I'd read the term and guessed from the context that limerance referred to a transitional emotional state ("liminal") between rational and irrational attachment.

Nifty to have the inventor of the word explain its nonexistent etymology. I suppose I'm like the fellow in Annie Hall who claims to understand McCluhan, and Marshall McCluhan suddenly shows up and puts him in his place.

Ampersand said...

I'd read the term and guessed from the context that limerance referred to a transitional emotional state ("liminal") between rational and irrational attachment.

Nifty to have the inventor of the word explain its nonexistent etymology. I suppose I'm like the fellow in Annie Hall who claims to understand McCluhan, and Marshall McCluhan suddenly shows up and puts him in his place.

Lem the artificially intelligent said...

Althouse made a new tag (e) and I have no idea what it is about.

J Melcher said...

I believe "limerence" is older than 1977, if only by a few years.
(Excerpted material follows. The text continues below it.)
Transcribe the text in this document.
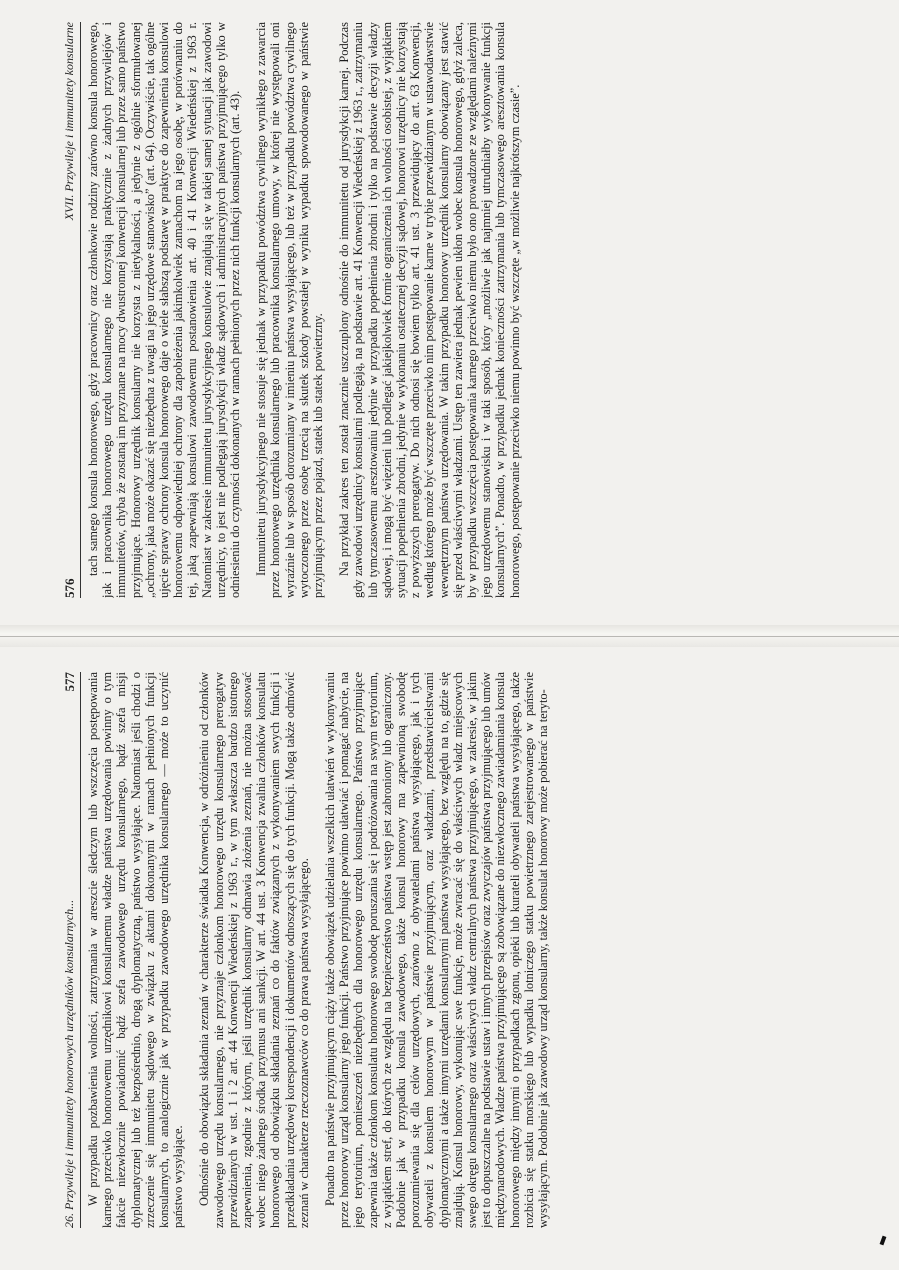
576
XVII. Przywileje i immunitety konsularne tach samego konsula honorowego, gdyż pracownicy oraz członkowie rodziny zarówno konsula honorowego, jak i pracownika honorowego urzędu konsularnego nie korzystają praktycznie z żadnych przywilejów i immunitetów, chyba że zostaną im przyznane na mocy dwustronnej konwencji konsularnej lub przez samo państwo przyjmujące. Honorowy urzędnik konsularny nie korzysta z nietykalności, a jedynie z ogólnie sformułowanej „ochrony, jaka może okazać się niezbędna z uwagi na jego urzędowe stanowisko” (art. 64). Oczywiście, tak ogólne ujęcie sprawy ochrony konsula honorowego daje o wiele słabszą podstawę w praktyce do zapewnienia konsulowi honorowemu odpowiedniej ochrony dla zapobieżenia jakimkolwiek zamachom na jego osobę, w porównaniu do tej, jaką zapewniają konsulowi zawodowemu postanowienia art. 40 i 41 Konwencji Wiedeńskiej z 1963 r. Natomiast w zakresie immunitetu jurysdykcyjnego konsulowie znajdują się w takiej samej sytuacji jak zawodowi urzędnicy, to jest nie podlegają jurysdykcji władz sądowych i administracyjnych państwa przyjmującego tylko w odniesieniu do czynności dokonanych w ramach pełnionych przez nich funkcji konsularnych (art. 43). Immunitetu jurysdykcyjnego nie stosuje się jednak w przypadku powództwa cywilnego wynikłego z zawarcia przez honorowego urzędnika konsularnego lub pracownika konsularnego umowy, w której nie występowali oni wyraźnie lub w sposób dorozumiany w imieniu państwa wysyłającego, lub też w przypadku powództwa cywilnego wytoczonego przez osobę trzecią na skutek szkody powstałej w wyniku wypadku spowodowanego w państwie przyjmującym przez pojazd, statek lub statek powietrzny. Na przykład zakres ten został znacznie uszczuplony odnośnie do immunitetu od jurysdykcji karnej. Podczas gdy zawodowi urzędnicy konsularni podlegają, na podstawie art. 41 Konwencji Wiedeńskiej z 1963 r., zatrzymaniu lub tymczasowemu aresztowaniu jedynie w przypadku popełnienia zbrodni i tylko na podstawie decyzji władzy sądowej, i mogą być więzieni lub podlegać jakiejkolwiek formie ograniczenia ich wolności osobistej, z wyjątkiem sytuacji popełnienia zbrodni, jedynie w wykonaniu ostatecznej decyzji sądowej, honorowi urzędnicy nie korzystają z powyższych prerogatyw. Do nich odnosi się bowiem tylko art. 41 ust. 3 przewidujący do art. 63 Konwencji, według którego może być wszczęte przeciwko nim postępowanie karne w trybie przewidzianym w ustawodawstwie wewnętrznym państwa urzędowania. W takim przypadku honorowy urzędnik konsularny obowiązany jest stawić się przed właściwymi władzami. Ustęp ten zawiera jednak pewien ukłon wobec konsula honorowego, gdyż zaleca, by w przypadku wszczęcia postępowania karnego przeciwko niemu było ono prowadzone ze względami należnymi jego urzędowemu stanowisku i w taki sposób, który „możliwie jak najmniej utrudniałby wykonywanie funkcji konsularnych”. Ponadto, w przypadku jednak konieczności zatrzymania lub tymczasowego aresztowania konsula honorowego, postępowanie przeciwko niemu powinno być wszczęte „w możliwie najkrótszym czasie”.

26. Przywileje i immunitety honorowych urzędników konsularnych...
577 W przypadku pozbawienia wolności, zatrzymania w areszcie śledczym lub wszczęcia postępowania karnego przeciwko honorowemu urzędnikowi konsularnemu władze państwa urzędowania powinny o tym fakcie niezwłocznie powiadomić bądź szefa zawodowego urzędu konsularnego, bądź szefa misji dyplomatycznej lub też bezpośrednio, drogą dyplomatyczną, państwo wysyłające. Natomiast jeśli chodzi o zrzeczenie się immunitetu sądowego w związku z aktami dokonanymi w ramach pełnionych funkcji konsularnych, to analogicznie jak w przypadku zawodowego urzędnika konsularnego — może to uczynić państwo wysyłające. Odnośnie do obowiązku składania zeznań w charakterze świadka Konwencja, w odróżnieniu od członków zawodowego urzędu konsularnego, nie przyznaje członkom honorowego urzędu konsularnego prerogatyw przewidzianych w ust. 1 i 2 art. 44 Konwencji Wiedeńskiej z 1963 r., w tym zwłaszcza bardzo istotnego zapewnienia, zgodnie z którym, jeśli urzędnik konsularny odmawia złożenia zeznań, nie można stosować wobec niego żadnego środka przymusu ani sankcji. W art. 44 ust. 3 Konwencja zwalnia członków konsulatu honorowego od obowiązku składania zeznań co do faktów związanych z wykonywaniem swych funkcji i przedkładania urzędowej korespondencji i dokumentów odnoszących się do tych funkcji. Mogą także odmówić zeznań w charakterze rzeczoznawców co do prawa państwa wysyłającego. Ponadto na państwie przyjmującym ciąży także obowiązek udzielania wszelkich ułatwień w wykonywaniu przez honorowy urząd konsularny jego funkcji. Państwo przyjmujące powinno ułatwiać i pomagać nabycie, na jego terytorium, pomieszczeń niezbędnych dla honorowego urzędu konsularnego. Państwo przyjmujące zapewnia także członkom konsulatu honorowego swobodę poruszania się i podróżowania na swym terytorium, z wyjątkiem stref, do których ze względu na bezpieczeństwo państwa wstęp jest zabroniony lub ograniczony. Podobnie jak w przypadku konsula zawodowego, także konsul honorowy ma zapewnioną swobodę porozumiewania się dla celów urzędowych, zarówno z obywatelami państwa wysyłającego, jak i tych obywateli z konsulem honorowym w państwie przyjmującym, oraz władzami, przedstawicielstwami dyplomatycznymi a także innymi urzędami konsularnymi państwa wysyłającego, bez względu na to, gdzie się znajdują. Konsul honorowy, wykonując swe funkcje, może zwracać się do właściwych władz miejscowych swego okręgu konsularnego oraz właściwych władz centralnych państwa przyjmującego, w zakresie, w jakim jest to dopuszczalne na podstawie ustaw i innych przepisów oraz zwyczajów państwa przyjmującego lub umów międzynarodowych. Władze państwa przyjmującego są zobowiązane do niezwłocznego zawiadamiania konsula honorowego między innymi o przypadkach zgonu, opieki lub kurateli obywateli państwa wysyłającego, także rozbicia się statku morskiego lub wypadku lotniczego statku powietrznego zarejestrowanego w państwie wysyłającym. Podobnie jak zawodowy urząd konsularny, także konsulat honorowy może pobierać na teryto-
When I was in HS (class of '74) the so-called Announcers' Test (a memory feat) game mentioned Limerent Oysters. The Wikipedia version now archived shows this as LIMERICK oysters, which seems incorrect to me both by memory and the part of speech : limerent being an adjective applied to a living thing and limerick being a noun place name or a type of poem. Wiki has it a a comic bit performed by Danny Kaye and Jerry Lewis going back to the 1940s. Who knows?
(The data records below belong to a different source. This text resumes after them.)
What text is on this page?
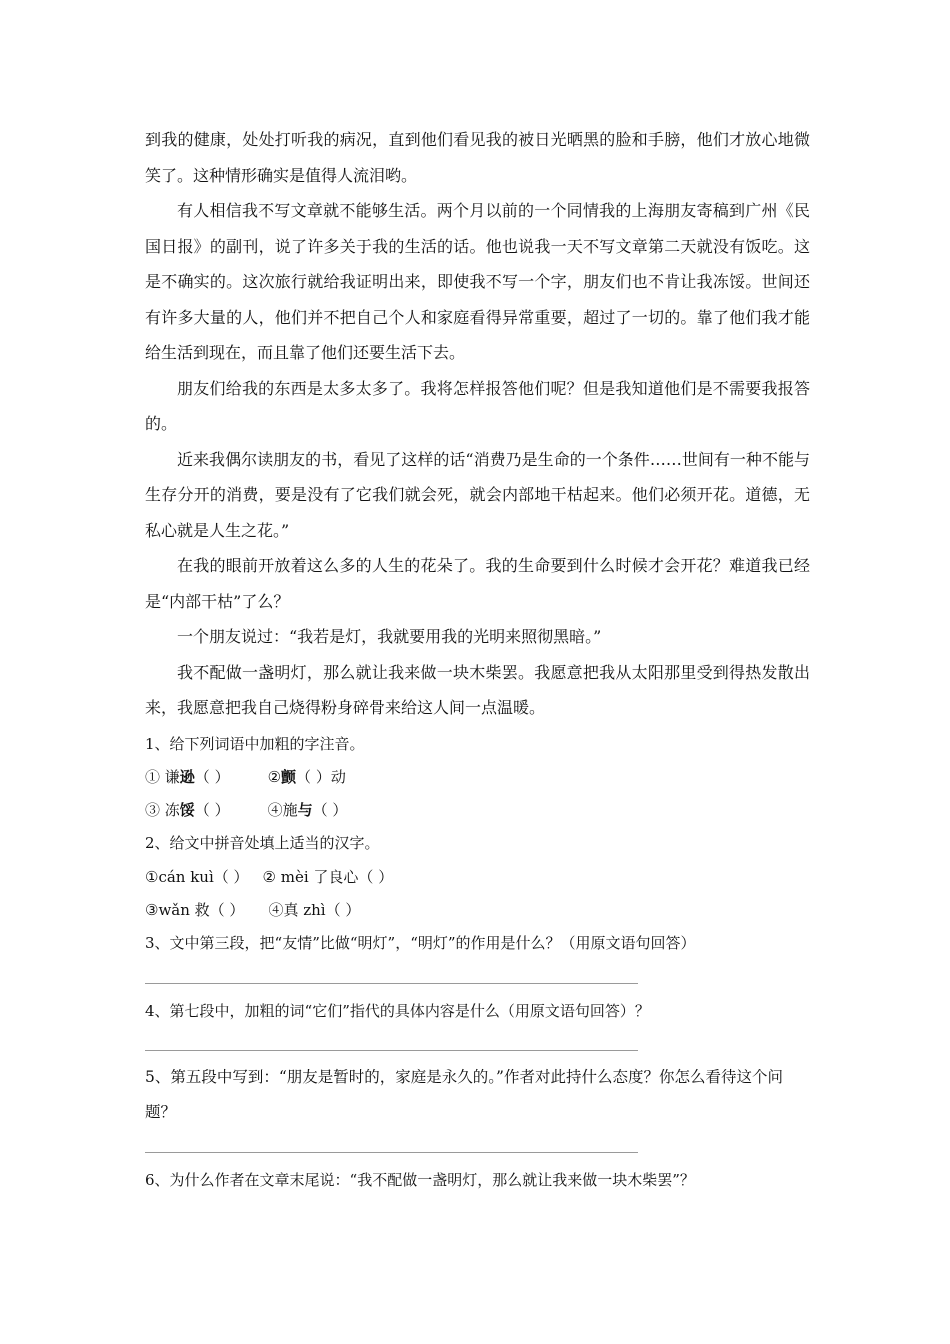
到我的健康，处处打听我的病况，直到他们看见我的被日光晒黑的脸和手膀，他们才放心地微笑了。这种情形确实是值得人流泪哟。

有人相信我不写文章就不能够生活。两个月以前的一个同情我的上海朋友寄稿到广州《民国日报》的副刊，说了许多关于我的生活的话。他也说我一天不写文章第二天就没有饭吃。这是不确实的。这次旅行就给我证明出来，即使我不写一个字，朋友们也不肯让我冻馁。世间还有许多大量的人，他们并不把自己个人和家庭看得异常重要，超过了一切的。靠了他们我才能给生活到现在，而且靠了他们还要生活下去。

朋友们给我的东西是太多太多了。我将怎样报答他们呢？但是我知道他们是不需要我报答的。

近来我偶尔读朋友的书，看见了这样的话“消费乃是生命的一个条件……世间有一种不能与生存分开的消费，要是没有了它我们就会死，就会内部地干枯起来。他们必须开花。道德，无私心就是人生之花。”

在我的眼前开放着这么多的人生的花朵了。我的生命要到什么时候才会开花？难道我已经是“内部干枯”了么？

一个朋友说过：“我若是灯，我就要用我的光明来照彻黑暗。”

我不配做一盏明灯，那么就让我来做一块木柴罢。我愿意把我从太阳那里受到得热发散出来，我愿意把我自己烧得粉身碎骨来给这人间一点温暖。

1、给下列词语中加粗的字注音。
① 谦逊（ ）	②颤（ ）动
③ 冻馁（ ）	④施与（ ）
2、给文中拼音处填上适当的汉字。
①cán kuì（ ） ② mèi 了良心（ ）
③wǎn 救（ ） ④真 zhì（ ）
3、文中第三段，把“友情”比做“明灯”，“明灯”的作用是什么？（用原文语句回答）
4、第七段中，加粗的词“它们”指代的具体内容是什么（用原文语句回答）？

5、第五段中写到：“朋友是暂时的，家庭是永久的。”作者对此持什么态度？你怎么看待这个问题？

6、为什么作者在文章末尾说：“我不配做一盏明灯，那么就让我来做一块木柴罢”？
In any case:https://en.wikipedia.org/wiki/Announcer%27s_test

Original Mike said...

Now do pompatus of love.

Ice Nine said...

>"Limerence is a state of overwhelming and unexpected longing for emotional reciprocation from another human, known as a limerent object..."
"... who is often perceived as perfect but unavailable.... The LO is most often a friend, colleague,...<

Limerence seems like nothing particularly unusual or noteworthy, or hopelessly dead end. Aren't lots of limerences the springboard from which develop actual relationships, romances, even marriages? Aren't they the nature of the rudiments of attraction for many individuals...who then work up the gumption to pursue the "impossible." I certainly had a several limerences that worked out that way, anyway. I'm certain that lots of young men (and women?), especially teenagers, must have as well. But I guess that stage of the game "needed" a label so this psychologist did it. Well, why not...

Josephbleau said...

“I see a format for humor: You begin a sentence as if you were going to name one item but you, surprisingly and absurdly, list more than one.

Variation: You begin a sentence as if you are going to list several things, but in then you only name one.
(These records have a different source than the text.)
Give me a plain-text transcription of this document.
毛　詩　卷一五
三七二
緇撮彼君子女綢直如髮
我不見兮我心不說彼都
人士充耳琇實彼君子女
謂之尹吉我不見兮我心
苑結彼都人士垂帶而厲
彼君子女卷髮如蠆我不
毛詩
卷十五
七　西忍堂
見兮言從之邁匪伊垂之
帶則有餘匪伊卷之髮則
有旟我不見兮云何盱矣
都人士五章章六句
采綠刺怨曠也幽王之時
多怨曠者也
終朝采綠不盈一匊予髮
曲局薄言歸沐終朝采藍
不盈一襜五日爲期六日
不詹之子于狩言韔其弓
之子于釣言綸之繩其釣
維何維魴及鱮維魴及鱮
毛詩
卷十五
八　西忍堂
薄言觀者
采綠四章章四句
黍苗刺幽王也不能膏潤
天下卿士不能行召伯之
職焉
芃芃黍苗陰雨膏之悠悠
Presumably, the Greeks had a word for this.”
—————————-
Or Monty Python does, The inquisition stands for three things; justice, truth, honor, and … charity. The inquisition stands for four things…. If my Memory is correct.

Stella D’Oro. Stars of gold.

n.n said...

Semantic playfulness in the service of legacy.

tcrosse said...

Beutiful words in English: undue delay.

tim in vermont said...

A lot of what therapy does is to move people past places where their development somehow got arrested, so yeah, to another person, this probably seems bizarrely childish. I notice that every time Althouse blogs one of these, commenters 90% of the time go Bob Newhart on them. But if this therapist can help people thus afflicted, without drugs, well, thank you for your service.

David in Cal said...

A Limerance Limerick

A woman residing in France
Is hot for all people in pants.
...Her avid flirtation
...Lacks reciprocation
She's suffering from limerance

n.n said...

The tag "e": e-motive, e-licit, e-ntriguing, e-tc.

PJ said...

So "Brand New Key" must have been about limerance, then.

Lucien said...

The “cellar door” line was used by Drew Barrymore’s character in “Donnie Darko”, without attribution to Tolkien.

Dorothy Parker maintained that the two most beautiful words were “check enclosed”.

Ann Althouse said...

LOL re e

mccullough said...

Is the accent on the middle syllable or the first syllable?

Is it a long i or short i in the first syllable?

Ignorance is Bliss said...

I first used the term ‘amorance’ then changed it back to ‘limerence’

Wait...what?!?

If you first used 'amorance' then how can you change it back to something it never was before?